Rukh Ordo ist ein Kulturzentrum am nördlichen Ufer des Issyk-Kul-Sees mit Tempeln und Ausstellungshallen auf etwa 4,5 Hektar. Das Gelände umfasst zehn kleine Museen, die kyrgyzische Traditionen, nomadische Designs und religiöse Artefakte zeigen.
Das Zentrum wurde 2002 gegründet und öffnete 2007 seine Türen als kulturelle Institution am See.

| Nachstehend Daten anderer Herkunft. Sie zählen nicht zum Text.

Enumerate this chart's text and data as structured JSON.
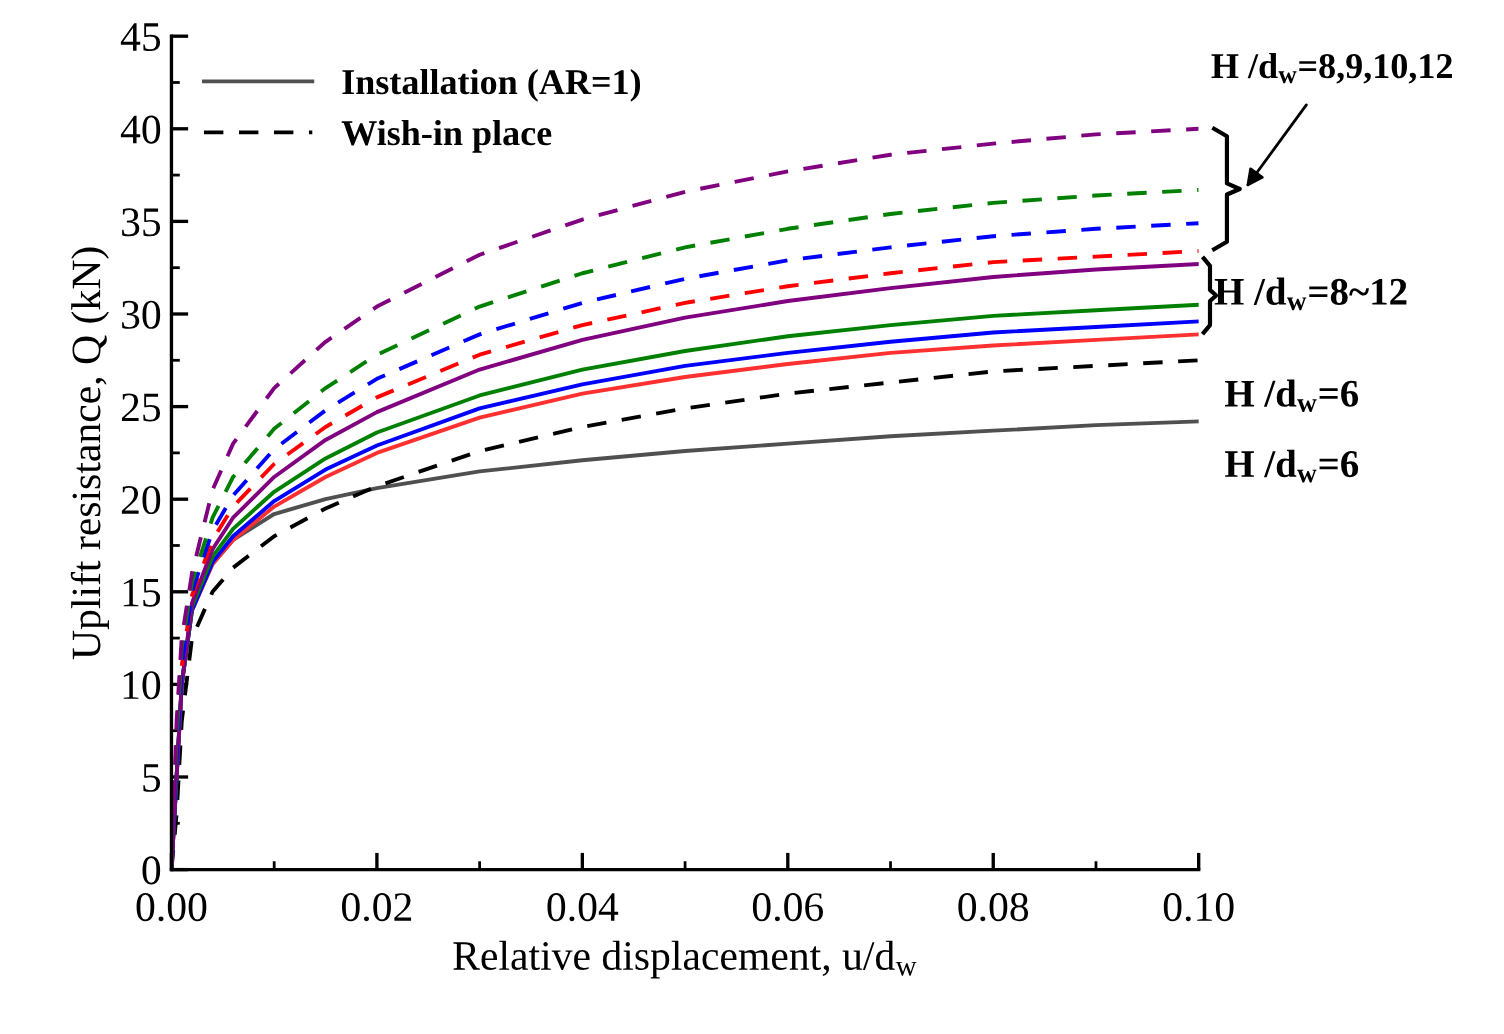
{
  "chart_data": {
    "type": "line",
    "xlabel": "Relative displacement, u/d$_{w}$",
    "ylabel": "Uplift resistance, Q (kN)",
    "x": [
      0,
      0.0005,
      0.001,
      0.002,
      0.004,
      0.006,
      0.01,
      0.015,
      0.02,
      0.03,
      0.04,
      0.05,
      0.06,
      0.07,
      0.08,
      0.09,
      0.1
    ],
    "series": [
      {
        "name": "Installation (AR=1)",
        "color": "#505050",
        "line_style": "solid",
        "values": [
          0,
          5,
          10,
          14,
          16.5,
          17.8,
          19.2,
          20.0,
          20.6,
          21.5,
          22.1,
          22.6,
          23.0,
          23.4,
          23.7,
          24.0,
          24.2
        ]
      },
      {
        "name": "Wish-in place",
        "color": "#000000",
        "line_style": "dashed",
        "values": [
          0,
          3,
          8,
          12.5,
          15,
          16.3,
          18.0,
          19.5,
          20.7,
          22.6,
          23.9,
          24.9,
          25.7,
          26.3,
          26.9,
          27.2,
          27.5
        ]
      },
      {
        "color": "#ff3030",
        "line_style": "solid",
        "values": [
          null,
          null,
          10,
          14,
          16.5,
          17.8,
          19.6,
          21.2,
          22.5,
          24.4,
          25.7,
          26.6,
          27.3,
          27.9,
          28.3,
          28.6,
          28.9
        ]
      },
      {
        "color": "#0000ff",
        "line_style": "solid",
        "values": [
          0,
          5,
          10,
          14,
          16.6,
          18,
          19.9,
          21.6,
          22.9,
          24.9,
          26.2,
          27.2,
          27.9,
          28.5,
          29,
          29.3,
          29.6
        ]
      },
      {
        "color": "#008000",
        "line_style": "solid",
        "values": [
          0,
          5,
          10,
          14.2,
          16.9,
          18.4,
          20.4,
          22.2,
          23.6,
          25.6,
          27,
          28,
          28.8,
          29.4,
          29.9,
          30.2,
          30.5
        ]
      },
      {
        "color": "#800080",
        "line_style": "solid",
        "values": [
          0,
          5,
          10,
          14.4,
          17.3,
          19,
          21.2,
          23.2,
          24.7,
          27,
          28.6,
          29.8,
          30.7,
          31.4,
          32,
          32.4,
          32.7
        ]
      },
      {
        "color": "#ff0000",
        "line_style": "dashed",
        "values": [
          null,
          null,
          11,
          14.8,
          17.8,
          19.6,
          21.9,
          23.9,
          25.5,
          27.8,
          29.4,
          30.6,
          31.5,
          32.2,
          32.8,
          33.1,
          33.4
        ]
      },
      {
        "color": "#0000ff",
        "line_style": "dashed",
        "values": [
          0,
          6,
          11,
          15,
          18.3,
          20.2,
          22.7,
          24.8,
          26.5,
          28.9,
          30.6,
          31.9,
          32.9,
          33.6,
          34.2,
          34.6,
          34.9
        ]
      },
      {
        "color": "#008000",
        "line_style": "dashed",
        "values": [
          0,
          7,
          12,
          15.5,
          19,
          21.2,
          23.8,
          26.0,
          27.8,
          30.4,
          32.2,
          33.6,
          34.6,
          35.4,
          36,
          36.4,
          36.7
        ]
      },
      {
        "color": "#800080",
        "line_style": "dashed",
        "values": [
          0,
          8,
          12.5,
          16,
          20.5,
          23,
          26,
          28.5,
          30.4,
          33.2,
          35.1,
          36.6,
          37.7,
          38.6,
          39.2,
          39.7,
          40
        ]
      }
    ],
    "xlim": [
      0,
      0.1
    ],
    "xticks": [
      {
        "value": 0,
        "label": "0.00"
      },
      {
        "value": 0.02,
        "label": "0.02"
      },
      {
        "value": 0.04,
        "label": "0.04"
      },
      {
        "value": 0.06,
        "label": "0.06"
      },
      {
        "value": 0.08,
        "label": "0.08"
      },
      {
        "value": 0.1,
        "label": "0.10"
      }
    ],
    "ylim": [
      0,
      45
    ],
    "yticks": [
      0,
      5,
      10,
      15,
      20,
      25,
      30,
      35,
      40,
      45
    ],
    "grid": false,
    "legend": "top left",
    "annotations": [
      "H /d$_{w}$=8,9,10,12",
      "H /d$_{w}$=8~12",
      "H /d$_{w}$=6",
      "H /d$_{w}$=6"
    ]
  }
}
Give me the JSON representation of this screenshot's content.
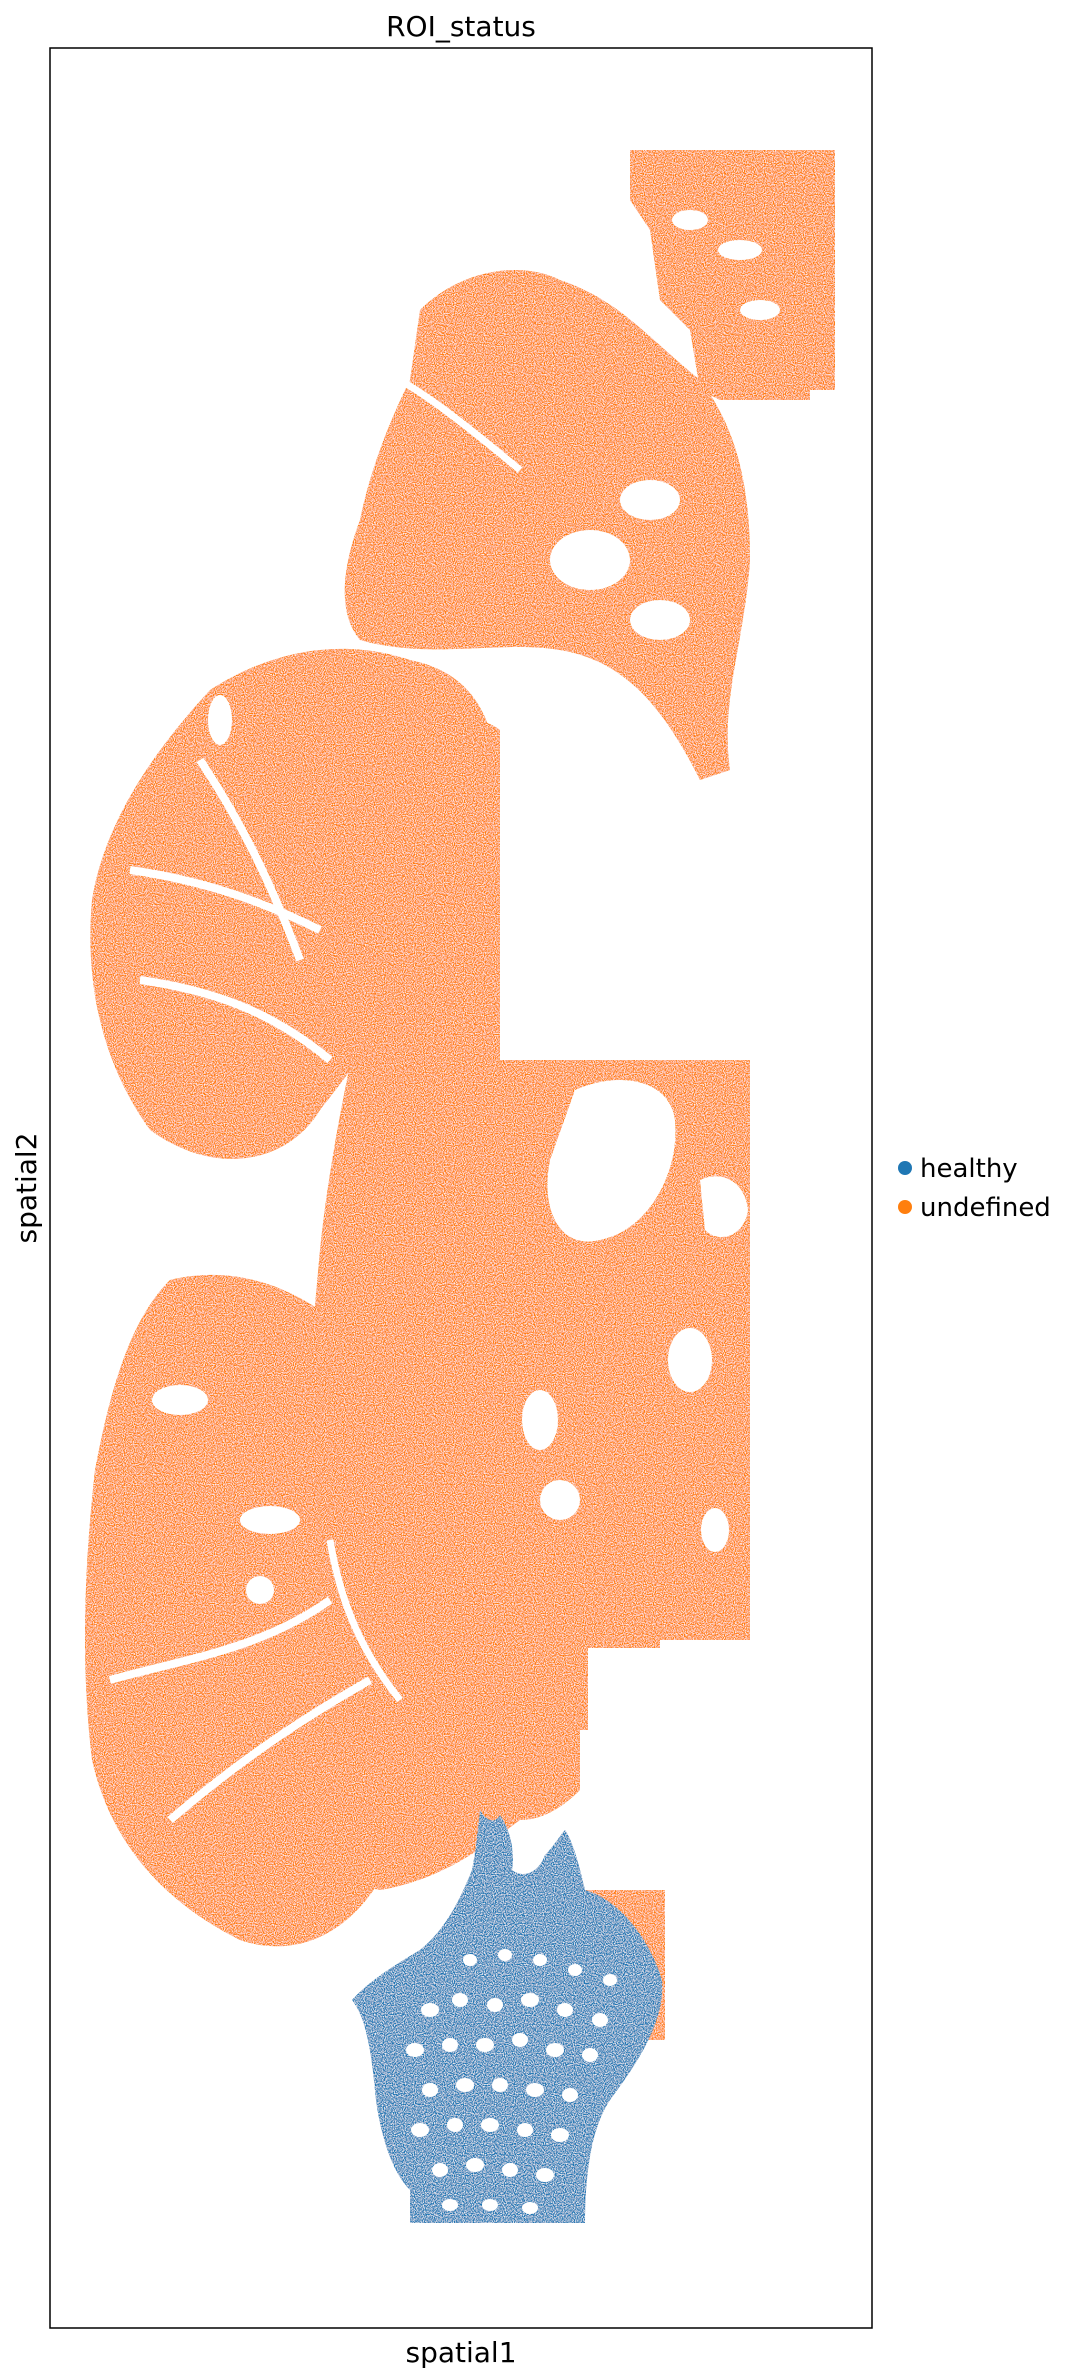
{
  "chart_data": {
    "type": "scatter",
    "title": "ROI_status",
    "xlabel": "spatial1",
    "ylabel": "spatial2",
    "grid": false,
    "legend_position": "center-right, outside plot",
    "series": [
      {
        "name": "healthy",
        "color": "#1f77b4"
      },
      {
        "name": "undefined",
        "color": "#ff7f0e"
      }
    ]
  }
}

Es erhielt 2008 eine Widmung für den Schriftsteller Tschingis Aitmatow.
Die fünf weißen Tempel auf dem Gelände repräsentieren verschiedene Religionen und zeigen religiöse Gegenstände aus Islam, Judentum, Buddhismus, Orthodoxem Christentum und Katholizismus. Besucher sehen, wie diese unterschiedlichen Glaubensrichtungen nebeneinander Platz finden.
Die besten Bedingungen zum Erkunden finden Besucher während des Tages, wenn die Sonne die weißen Tempel gut beleuchtet. Das Gelände ist flach und gut zu Fuß erreichbar, mit regelmäßigen Konzerten in der Seehalle für zusätzliches Interesse.
Das Gelände beherbergt eine Granitugel, die Wissenschaft symbolisiert, sowie Statuen kirgyzischer Khane. Eine informative Ausstellung zeigt den Stammbaum türkischer Völker und verbindet die Geschichte mit modernem Kulturverständnis.